He was already on the far edge of Times Square.

Erin entangled her beam with Abby's, Holtzmann's, and Patty's. With a tremendous jolt four beams became one, and everything began to shake. Their arms. Their legs. Their heads. And the focal point of the beam shook as well, but straining, they managed to keep it near the center of the whirlpool. A fraction of a second later the portal lit up like Christmas in hell, but it didn't reverse.

“The portal's too strong,” Abby said as they quickly stood down. “We still don't have enough power to reverse it.”

“How do we get more?” Erin said.

“We need to one-eighty the polarity with a high-concentration electron blast,” Holtzmann said. “We just need my negative-charge containment canisters.”

“Where are they?” Patty said.

At that instant
ECTO
-1, still driven by the hearse-jacking Slimer, sped around the corner and raced toward them. A gaudy female Slimer was hanging all over him. There were even more drunken ghosts hanging off the car, which swerved wildly.

“On top of our car,” Holtzmann said.

“Erin, remember how we used to flush cherry bombs down the toilet in high school?” Abby said.

“Just light 'em up and toss 'em in?”

As they watched the oncoming car, Slimer veered with one hand on the wheel and the other squeezing Slimer babe, this to avoid the looming portal. The unsmooth move sent the hearse into a four-wheel skid, which the drunken passengers cheered.

“Yep,” Abby said. “Let's narrow the target.” She pointed with the business end of her proton wand, indicating a pair of streetlamps across the street from the portal. No other instruction was needed. They took aim and fired at the bases of the streetlights. When the beams hit the bottoms of the lamp poles, they exploded, and the streetlights crashed down across the road next to the portal.
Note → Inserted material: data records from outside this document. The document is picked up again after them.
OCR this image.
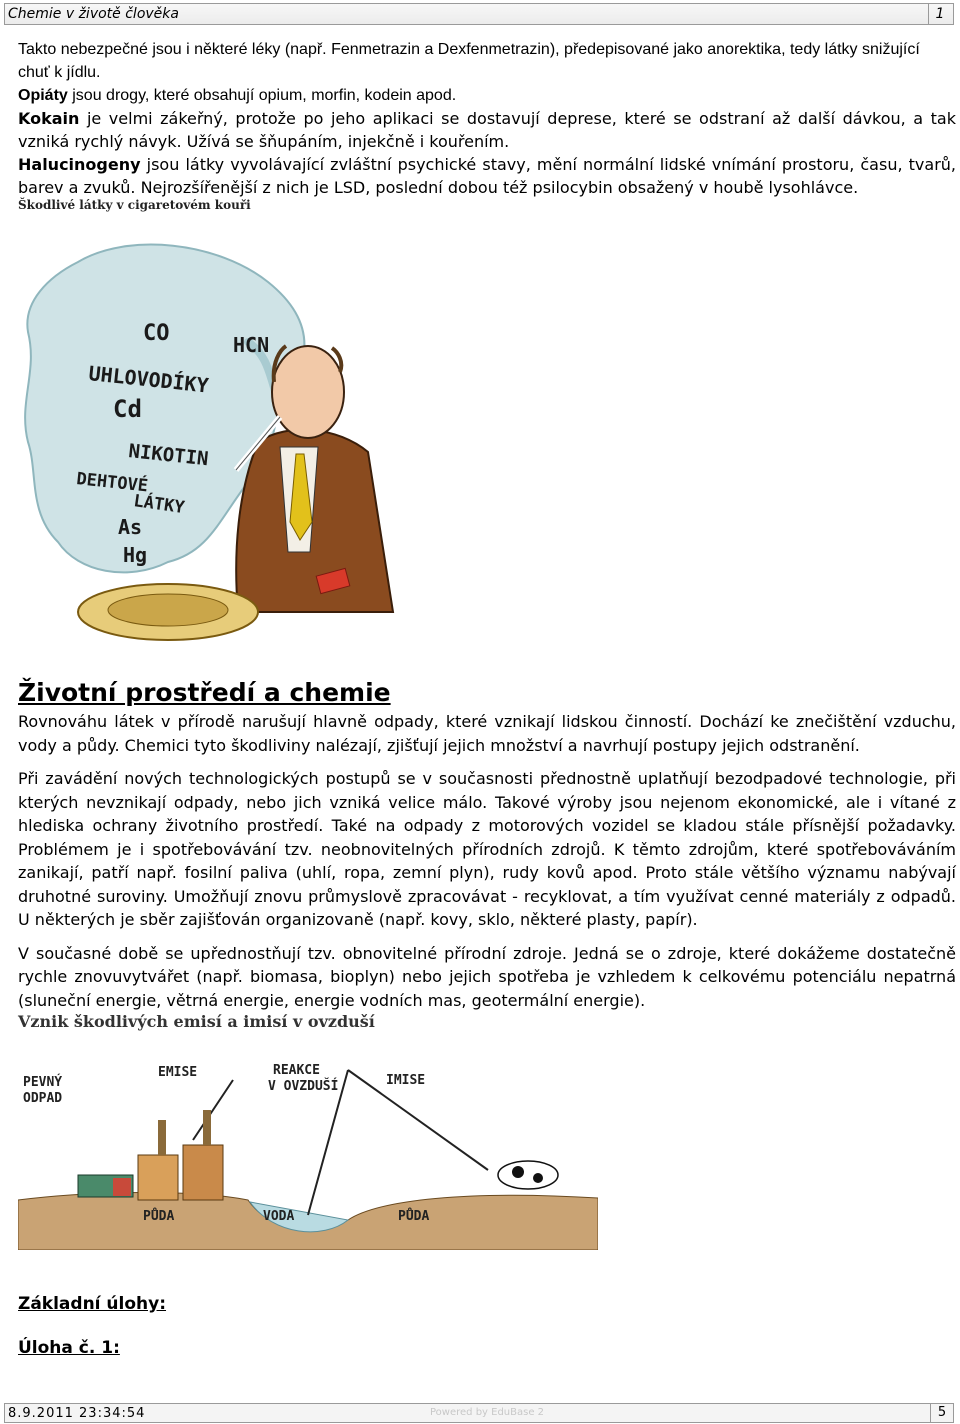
Chemie v životě člověka	1

Takto nebezpečné jsou i některé léky (např. Fenmetrazin a Dexfenmetrazin), předepisované jako anorektika, tedy látky snižující chuť k jídlu.

Opiáty jsou drogy, které obsahují opium, morfin, kodein apod.

Kokain je velmi zákeřný, protože po jeho aplikaci se dostavují deprese, které se odstraní až další dávkou, a tak vzniká rychlý návyk. Užívá se šňupáním, injekčně i kouřením.

Halucinogeny jsou látky vyvolávající zvláštní psychické stavy, mění normální lidské vnímání prostoru, času, tvarů, barev a zvuků. Nejrozšířenější z nich je LSD, poslední dobou též psilocybin obsažený v houbě lysohlávce.

Škodlivé látky v cigaretovém kouři
CO	HCN
UHLOVODÍKY
Cd
NIKOTIN
DEHTOVÉ
LÁTKY
As
Hg
Životní prostředí a chemie

Rovnováhu látek v přírodě narušují hlavně odpady, které vznikají lidskou činností. Dochází ke znečištění vzduchu, vody a půdy. Chemici tyto škodliviny nalézají, zjišťují jejich množství a navrhují postupy jejich odstranění.

Při zavádění nových technologických postupů se v současnosti přednostně uplatňují bezodpadové technologie, při kterých nevznikají odpady, nebo jich vzniká velice málo. Takové výroby jsou nejenom ekonomické, ale i vítané z hlediska ochrany životního prostředí. Také na odpady z motorových vozidel se kladou stále přísnější požadavky. Problémem je i spotřebovávání tzv. neobnovitelných přírodních zdrojů. K těmto zdrojům, které spotřebováváním zanikají, patří např. fosilní paliva (uhlí, ropa, zemní plyn), rudy kovů apod. Proto stále většího významu nabývají druhotné suroviny. Umožňují znovu průmyslově zpracovávat - recyklovat, a tím využívat cenné materiály z odpadů. U některých je sběr zajišťován organizovaně (např. kovy, sklo, některé plasty, papír).

V současné době se upřednostňují tzv. obnovitelné přírodní zdroje. Jedná se o zdroje, které dokážeme dostatečně rychle znovuvytvářet (např. biomasa, bioplyn) nebo jejich spotřeba je vzhledem k celkovému potenciálu nepatrná (sluneční energie, větrná energie, energie vodních mas, geotermální energie).

Vznik škodlivých emisí a imisí v ovzduší
PEVNÝ
ODPAD
EMISE	REAKCE
V OVZDUŠÍ	IMISE
PŮDA	VODA	PŮDA
Základní úlohy:
Úloha č. 1:
8.9.2011 23:34:54	Powered by EduBase 2	5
Slimer was in the middle of a lip-lock with Slimette when the poles went down, blocking his intended route. He cut the wheel over to miss the collision without touching the brakes. Big mistake. His ghost eyes grew wide as he realized there was no way to avoid the portal.

The
ECTO
-1 zoomed up a ramplike piece of tilted cement on the edge of the abyss and went airborne. As the car nosed down toward the spinning eye of the portal, Slimer and his lady friend screamed a duet in the front seat.

“Aim for the silver canister!” Holtzmann said. “Now!”

They blasted their beams into the canister on the car's roof an instant before it plummeted into the portal. Half in, half out—
ba-boom!
A blinding flash of light and a shockwave sent the Ghostbusters flying backward. Erin left her stomach on the ground while her body once again arced helplessly through empty space at high speed.
This is really getting old,
she thought, then hit pavement with a bone-jarring crash and slid out of control on her back.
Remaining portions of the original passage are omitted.